Semuanya yang disebutkan di atas, akan sangat membantu untuk menghadirkan suatu persekutuan hidup yang saling membangun, baik di tengah-tengah persekutuan keluarga, jemaat dan masyarakat.

3.   Bahwa ketika Allah menciptakan manusia itu sebagai laki-laki dan perempuan, maka keduanya memiliki kesejajaran, kesamaderajatan dihadapan Tuhan. Mereka hanya berbeda jenis kelamin. Yang satu laki-laki dan yang satu perempuan. Dan keduanya saling tergantung satu dengan yang lain.
Kalau dikemudian hari terjadi Laki-laki lebih berkuasa atas perempuan, maka itu adalah hasil rekonstruksi social. Artinya ada budaya tertentu yang menganut paham patrinial, yang menganggap laki-laki lebih hebat dari perempuan. Perempuan dilihat sebagai makhluk yang lemah dan tidak berdaya. Ini salah. Karena itu tanggung jawab kita sebagai orang-orang Kristen yang berada dalam suatu persekutuan itu adalah memberikan tempat yang sejajar bagi kaum perempuan dalam beraktifitas di tengah gereja dan masyarakat.
Hal ini penting dilakukan oleh karena dalam realita kehidupan kita perlakukan terhadap perempuan secara semena-mena terjadi dimana-mana. Berbagai tindakan kekerasan yang terjadi dalam rumah tangga dll.
Semua hal ini sangat tidak membantu hadirnya suatu persekutuan hidup yang baik. Tetapi ketika orang memahami bahwa bahwa baik laki-laki dan perempuan di ciptakan oleh Allah sebagai pribadi-pribadi yang unik dan saling tergantung, maka mereka didorong untuk menghadirkan suatu persekutuan hidup yang saling membangun.

Hal kedua yang mau disampaikan firman ini bagi kita adalah ; Manusia bertanggung Jawab untuk mengelola berbagai potensi yang ada disekitarnya untuk kemuliaan Tuhan.

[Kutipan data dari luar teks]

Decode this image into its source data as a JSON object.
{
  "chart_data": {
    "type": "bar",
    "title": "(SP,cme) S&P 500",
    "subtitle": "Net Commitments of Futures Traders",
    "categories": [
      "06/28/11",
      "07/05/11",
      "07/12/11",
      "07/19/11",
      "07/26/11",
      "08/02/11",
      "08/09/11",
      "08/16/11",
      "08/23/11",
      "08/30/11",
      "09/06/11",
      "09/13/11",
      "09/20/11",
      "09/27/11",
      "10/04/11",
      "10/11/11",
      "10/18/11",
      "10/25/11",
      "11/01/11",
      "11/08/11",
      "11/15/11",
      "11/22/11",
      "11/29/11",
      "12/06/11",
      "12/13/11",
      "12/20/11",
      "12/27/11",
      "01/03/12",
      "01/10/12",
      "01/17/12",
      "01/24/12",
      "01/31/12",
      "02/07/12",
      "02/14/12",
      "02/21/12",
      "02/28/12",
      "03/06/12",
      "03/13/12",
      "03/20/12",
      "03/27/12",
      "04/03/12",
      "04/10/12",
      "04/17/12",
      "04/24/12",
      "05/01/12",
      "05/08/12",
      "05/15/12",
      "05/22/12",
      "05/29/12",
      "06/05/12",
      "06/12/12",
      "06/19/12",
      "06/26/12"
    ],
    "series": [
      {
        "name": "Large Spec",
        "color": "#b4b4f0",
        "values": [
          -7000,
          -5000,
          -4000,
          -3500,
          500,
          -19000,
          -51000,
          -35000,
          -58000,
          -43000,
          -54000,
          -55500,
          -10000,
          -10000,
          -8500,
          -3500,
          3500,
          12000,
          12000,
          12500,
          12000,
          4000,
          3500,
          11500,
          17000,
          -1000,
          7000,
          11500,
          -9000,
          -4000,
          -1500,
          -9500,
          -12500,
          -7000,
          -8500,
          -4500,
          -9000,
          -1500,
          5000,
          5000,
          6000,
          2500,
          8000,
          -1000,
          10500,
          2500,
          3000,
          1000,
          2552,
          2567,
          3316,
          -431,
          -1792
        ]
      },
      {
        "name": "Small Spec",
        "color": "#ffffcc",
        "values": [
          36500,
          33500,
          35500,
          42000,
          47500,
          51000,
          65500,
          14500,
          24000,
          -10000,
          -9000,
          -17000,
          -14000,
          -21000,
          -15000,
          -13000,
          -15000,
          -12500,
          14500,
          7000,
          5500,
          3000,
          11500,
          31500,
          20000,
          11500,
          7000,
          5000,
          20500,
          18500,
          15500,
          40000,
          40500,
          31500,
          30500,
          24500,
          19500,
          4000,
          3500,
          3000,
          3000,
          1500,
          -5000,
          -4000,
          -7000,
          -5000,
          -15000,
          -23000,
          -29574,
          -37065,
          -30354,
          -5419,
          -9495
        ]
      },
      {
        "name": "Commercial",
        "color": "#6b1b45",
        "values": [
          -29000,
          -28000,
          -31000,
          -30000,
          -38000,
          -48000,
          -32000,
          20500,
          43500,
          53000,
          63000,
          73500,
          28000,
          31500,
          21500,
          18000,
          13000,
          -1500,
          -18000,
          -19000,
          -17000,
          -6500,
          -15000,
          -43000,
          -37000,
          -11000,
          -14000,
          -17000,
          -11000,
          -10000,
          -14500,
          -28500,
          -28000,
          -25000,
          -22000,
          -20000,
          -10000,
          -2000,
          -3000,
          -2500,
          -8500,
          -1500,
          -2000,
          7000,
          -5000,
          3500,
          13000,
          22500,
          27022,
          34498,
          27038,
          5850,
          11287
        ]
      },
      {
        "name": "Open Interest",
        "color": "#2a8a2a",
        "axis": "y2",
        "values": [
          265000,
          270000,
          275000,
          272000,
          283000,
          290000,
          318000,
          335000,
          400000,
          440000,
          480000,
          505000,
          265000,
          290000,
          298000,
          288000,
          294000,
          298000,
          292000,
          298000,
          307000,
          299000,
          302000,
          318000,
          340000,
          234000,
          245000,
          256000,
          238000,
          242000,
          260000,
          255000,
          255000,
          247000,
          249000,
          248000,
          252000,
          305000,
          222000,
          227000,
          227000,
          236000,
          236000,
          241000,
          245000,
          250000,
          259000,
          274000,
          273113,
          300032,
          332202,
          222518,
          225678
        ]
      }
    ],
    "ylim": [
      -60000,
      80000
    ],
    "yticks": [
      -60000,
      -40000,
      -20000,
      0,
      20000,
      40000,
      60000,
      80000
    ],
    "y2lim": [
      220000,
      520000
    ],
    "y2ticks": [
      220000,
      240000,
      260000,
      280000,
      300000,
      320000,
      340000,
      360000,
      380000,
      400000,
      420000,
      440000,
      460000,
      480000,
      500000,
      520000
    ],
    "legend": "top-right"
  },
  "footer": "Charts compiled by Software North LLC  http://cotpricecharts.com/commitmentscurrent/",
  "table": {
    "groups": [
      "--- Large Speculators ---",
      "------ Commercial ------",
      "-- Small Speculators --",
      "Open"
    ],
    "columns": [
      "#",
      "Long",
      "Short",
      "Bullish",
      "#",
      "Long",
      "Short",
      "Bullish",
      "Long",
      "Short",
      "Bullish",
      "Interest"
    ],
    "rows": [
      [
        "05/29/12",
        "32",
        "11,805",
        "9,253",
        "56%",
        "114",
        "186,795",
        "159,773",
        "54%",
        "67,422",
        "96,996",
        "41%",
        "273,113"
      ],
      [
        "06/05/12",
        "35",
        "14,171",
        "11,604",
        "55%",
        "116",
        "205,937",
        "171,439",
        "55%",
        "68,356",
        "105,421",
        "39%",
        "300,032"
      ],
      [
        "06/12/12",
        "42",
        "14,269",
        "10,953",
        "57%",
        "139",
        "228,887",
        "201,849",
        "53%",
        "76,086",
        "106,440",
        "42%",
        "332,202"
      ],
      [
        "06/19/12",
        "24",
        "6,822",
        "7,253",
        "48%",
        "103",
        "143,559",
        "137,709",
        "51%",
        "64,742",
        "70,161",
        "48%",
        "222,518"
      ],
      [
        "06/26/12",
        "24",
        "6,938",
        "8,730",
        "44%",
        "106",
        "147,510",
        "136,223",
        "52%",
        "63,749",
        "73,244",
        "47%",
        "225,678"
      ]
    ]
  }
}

Dalam ayat 28 disebutkan ; "Beranakcuculah dan bertambah banyak; penuhilah bumi dan taklukkanlah itu, berkuasalah atas ikan-ikan di laut dan burung-burung di udara dan atas segala binatang yang merayap di bumi."
Pernyataan ini menegaskan kepada kita beberapa hal ;
1.     Bahwa Tuhan memerintahkan setiap orang untuk berkeluarga. Tuhan menghendaki setiap orang untuk memperoleh suami, istri dan anak-anak. Tetapi ini tentunya dilakukan secara sah artinya sesuai dengan ajaran gereja, sesuai dengan firman Tuhan. Ini penting dinyatakan oleh karena banyak orang tidak lagi memikirkan dan memperhitungkan pernikahan kudus itu sebagai sesuatu yang penting. Ini salah.
Sejalan dengan itu kita tidak saja disuruh untuk punya anak, tetapi bertanggung jawab untuk tidak menerlantarkan anak-anak yang kita lahirkan.
2.     Bahwa maksud Tuhan menjadikan manusia adalah untuk menatalayani alam ciptaanNya. Ia harus menaklukan alam ada disekitarnya untuk kehidupannya. Ia harus menguasai alam ini, dan bukan sebaliknya alam menguasainya dan ia ditaklukan oleh alam. Kenyataan ini mendorong manusia untuk menggunakan potensi dirinya, hikmatnya, kecerdasannya, kekuatannya untuk dapat mengelola alam semesta ini bagi kepentingan hidup dan masa depannya. Jangan ia menjadi malas tetapi harus menjadi pekerja keras. Tetapi proses ini mesti dilakukan dalam suatu persekutuan yang saling mengasihi dan menghargai. Dalam persekutuan yang saling peduli dan mencintai. Bukan untuk saling menghancurkan. Proses ini harus dilakukan dalam kesadaran terhadap kesimbangan dengan alam sekitar. Hal ini penting untuk dilakukan di zaman sekarang ini. Oleh karena banyak orang dengan dalih ingin melakukan perintah Tuhan, telah menghancurkan alam dan sekitarnya untuk kehidupan dirinya sendiri. Contoh ; orang menggunakan potas sianida untuk cari ikan. Penebangan kayu yang tidak ramah lingkungan dll.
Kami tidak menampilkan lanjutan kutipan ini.